In his biographical novel The Way to Paradise the Peruvian writer and Nobel Prize laureate Mario Vargas Llosa displays the lives of the French trade unionist and early women’s rights activist Flora Tristán (7 April 1803 – 14 November 1844) and of her famous grand-son, the post-impressionist painter Paul Gauguin (7 June 1848 – 8 May 1903). The author highlights the common traits of their character as well as their search for the ideal and free life.

 

When I first read the historical novel a few years ago, I was quite impressed by the double biography of those two outstanding and strong characters. Overall The Way to Paradise gives an interesting insight into the character of those two historical figures who themselves never arrived in paradise, but inspired others to follow their way and continue their strivings for an ideal life and society.

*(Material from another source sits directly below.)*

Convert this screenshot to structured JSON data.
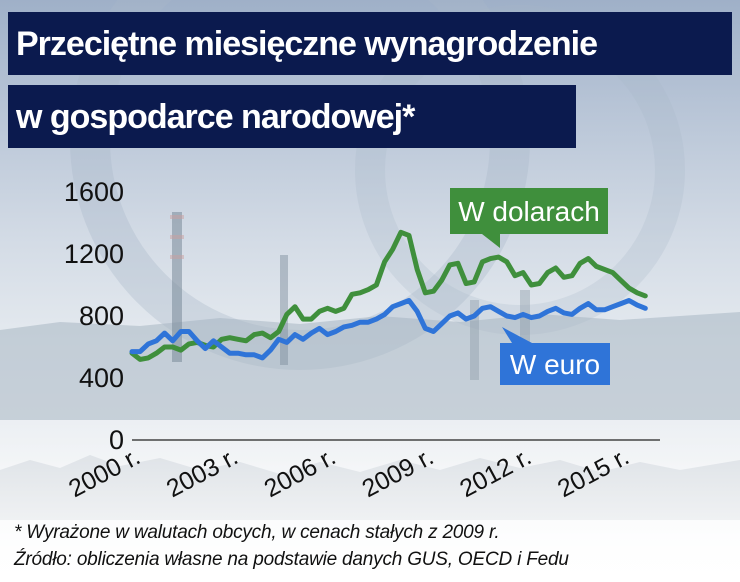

I’m not in the position to judge the historical accuracy of the novel, to me it seems close enough to the facts, though, and it introduced me to Flora Tristán who I had never heard of before. The narrative is written in a style that can capture readers like me and that shows that the author was an experienced one who knew what he did when he made frequent use of flashbacks and streams of consciousness to tell the two stories.

 

At any rate, I enjoyed reading the book very much although critics say that in this novel Mario Vargas Llosa didn’t show his usual genius. I can’t judge it since The Way to Paradise is the only work of Mario Vargas Llosa that I know so far. Besides, there’s no accounting for tastes, is there?